Make Sense of the Code Structure

Variables

  1. We have a state vector of size 6, [x, y, psi, v, cte, epsi]
  2. We have a acuator vector of size 2, [delta, acceleration]
  3. If we have N time steps and each time step is dt second long, the entire time span during which we predict the vehicle trajectory is N * dt second long.
  4. vector<double> vars is a vector that stores state and actuator variables. Its size is state.size() * N + (N - 1) * actuator.size(). You can think of the values store in the vector as the initial values. This vector is treated as a set of independent variables by IPOPT.
  5. vector<double> vars_lowerbound, vector<double> vars_upperbound, vector<double> constraints_lowerbound and vector<double> constraints_upperbound. The first 2 vectors are constraints on individual variables. The rest 2 are constraints on equation values that involve variables in vars. Often in optimization problems you have one objective function you try to minimize and a set of constraint equations or inequalities that involve variables in the objective function you cannot violate. constraints_lowerbound and constraints_upperbound store the range of values that those equations and inequalities can be.
  6. vector<double> fg is a vector that contains the objective function and the contraints by putting the results of arithmetic combinations of vars elements. All elements from vars are treated as variables and others are treated as numbers.

Procedures

  1. Polynomial fitting. The simulator provides you with the waypoints that you use to fit polynomial curve to. This is your reference trajectory
  2. Mind the error terms. Refer to lectures to see how CTE and epsi are computed. It is implicitly assumed that dt is sufficiently small such that vehicle is moving in straight line during dt.

Pitfalls

  1. Incorporate latency. To incorporate latency you need to compute the state of the vehicle after the latency. Use that as the initial state fed to MPC::Solve. Note we repeat the MPC computation at each time step. So you only need to consider latency for the current time step.
  2. Transform coordinates between car coordinate system and map coordinate system. In this project transforming between coordinate systems is no different than the kidnapped vehicle. This time we need to transform data from the map system to the vehicle system. psi is the vehicle heading relative to the map coordinate system. x, y is the vehicle coordinates in the map system. You can pass the data either in map system coordinates or in vehicle system coordinates, but to visualize you need the coordinates in the vehicle system. Transform the coordinates before feeding them to MPC::Solve
  3. Tweaking time steps N and duration dt. Too large N will make computation expensive. Too small dt will essentially increase N given the horizon N*dt is fixed. If dt is set to a larger value during dt the surroundings of the vehicle may have changed such that the trajectory is no longer feasible.
  4. psi(t+1) - psi(t) < 0 is considered turning right. But the simulator considers that a positive value indicates turning right. For psi(t+1) - psi(t) = A*delta(t), we feed delta(t) to the simulator. So we need to flip the sign of delta(t) to preserve the correct steering angle.
  5. When incorporating latency we need to update new psi using steering angle fed by the simulator.
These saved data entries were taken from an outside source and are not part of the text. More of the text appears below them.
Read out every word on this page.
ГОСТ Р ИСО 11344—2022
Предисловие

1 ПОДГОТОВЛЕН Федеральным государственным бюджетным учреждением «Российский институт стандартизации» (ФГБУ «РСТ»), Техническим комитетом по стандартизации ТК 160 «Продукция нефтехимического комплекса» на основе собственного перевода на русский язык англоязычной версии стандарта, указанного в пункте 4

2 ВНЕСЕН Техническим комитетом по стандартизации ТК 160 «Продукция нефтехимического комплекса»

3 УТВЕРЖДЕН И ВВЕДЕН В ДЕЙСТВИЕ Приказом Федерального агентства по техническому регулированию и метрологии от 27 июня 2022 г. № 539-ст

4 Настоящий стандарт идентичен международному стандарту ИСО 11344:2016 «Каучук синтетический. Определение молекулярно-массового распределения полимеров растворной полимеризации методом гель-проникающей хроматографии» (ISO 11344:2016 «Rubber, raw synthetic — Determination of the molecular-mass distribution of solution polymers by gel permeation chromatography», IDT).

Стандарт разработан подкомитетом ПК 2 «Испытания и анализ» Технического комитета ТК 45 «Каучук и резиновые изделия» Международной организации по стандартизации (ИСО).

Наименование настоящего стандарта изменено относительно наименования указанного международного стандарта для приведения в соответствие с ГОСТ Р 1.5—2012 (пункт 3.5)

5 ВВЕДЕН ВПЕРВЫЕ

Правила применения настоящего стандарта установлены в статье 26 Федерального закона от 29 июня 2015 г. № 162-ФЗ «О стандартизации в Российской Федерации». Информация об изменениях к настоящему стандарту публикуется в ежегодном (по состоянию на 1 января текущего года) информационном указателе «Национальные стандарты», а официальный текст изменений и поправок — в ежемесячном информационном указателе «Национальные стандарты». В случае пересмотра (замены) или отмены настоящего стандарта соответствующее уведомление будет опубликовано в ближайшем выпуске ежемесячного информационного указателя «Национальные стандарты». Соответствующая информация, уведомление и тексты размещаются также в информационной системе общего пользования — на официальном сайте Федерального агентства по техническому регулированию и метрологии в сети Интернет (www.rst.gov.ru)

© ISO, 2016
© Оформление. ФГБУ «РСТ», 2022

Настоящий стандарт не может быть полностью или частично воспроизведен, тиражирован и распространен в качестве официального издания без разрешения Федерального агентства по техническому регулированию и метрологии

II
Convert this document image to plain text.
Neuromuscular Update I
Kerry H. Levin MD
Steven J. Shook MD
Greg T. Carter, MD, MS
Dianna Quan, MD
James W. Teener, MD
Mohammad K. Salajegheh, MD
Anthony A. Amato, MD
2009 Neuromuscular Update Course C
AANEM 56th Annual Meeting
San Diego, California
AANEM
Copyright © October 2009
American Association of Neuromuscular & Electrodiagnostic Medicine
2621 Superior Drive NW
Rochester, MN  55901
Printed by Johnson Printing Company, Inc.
That also requires sign flipping. Namely steer_angle = -steer_angle otherwise it will lead swinging waypoints fitted polynomial.

Choice of incorporating latency

There are two ways of incorporating latency. In my implementation I chose the first one.

  1. In this case we think of the vehicle state after latency as the origin of the vehicle system. First calculate coordinates of the vehicle in the map system and its psi after latency together with speed. Based on that updated state transform the waypoints to the vehicle system. Then feed state to solver where (x, y, psi) = (0, 0, 0).
  2. In this case we think of the vehicle state before latency as the origin of the vehicle system. First we transform waypoints to the vehicle system. Then we compute the vehicle state after latency. When we feed state to the solver we have nonzero x, y and psi.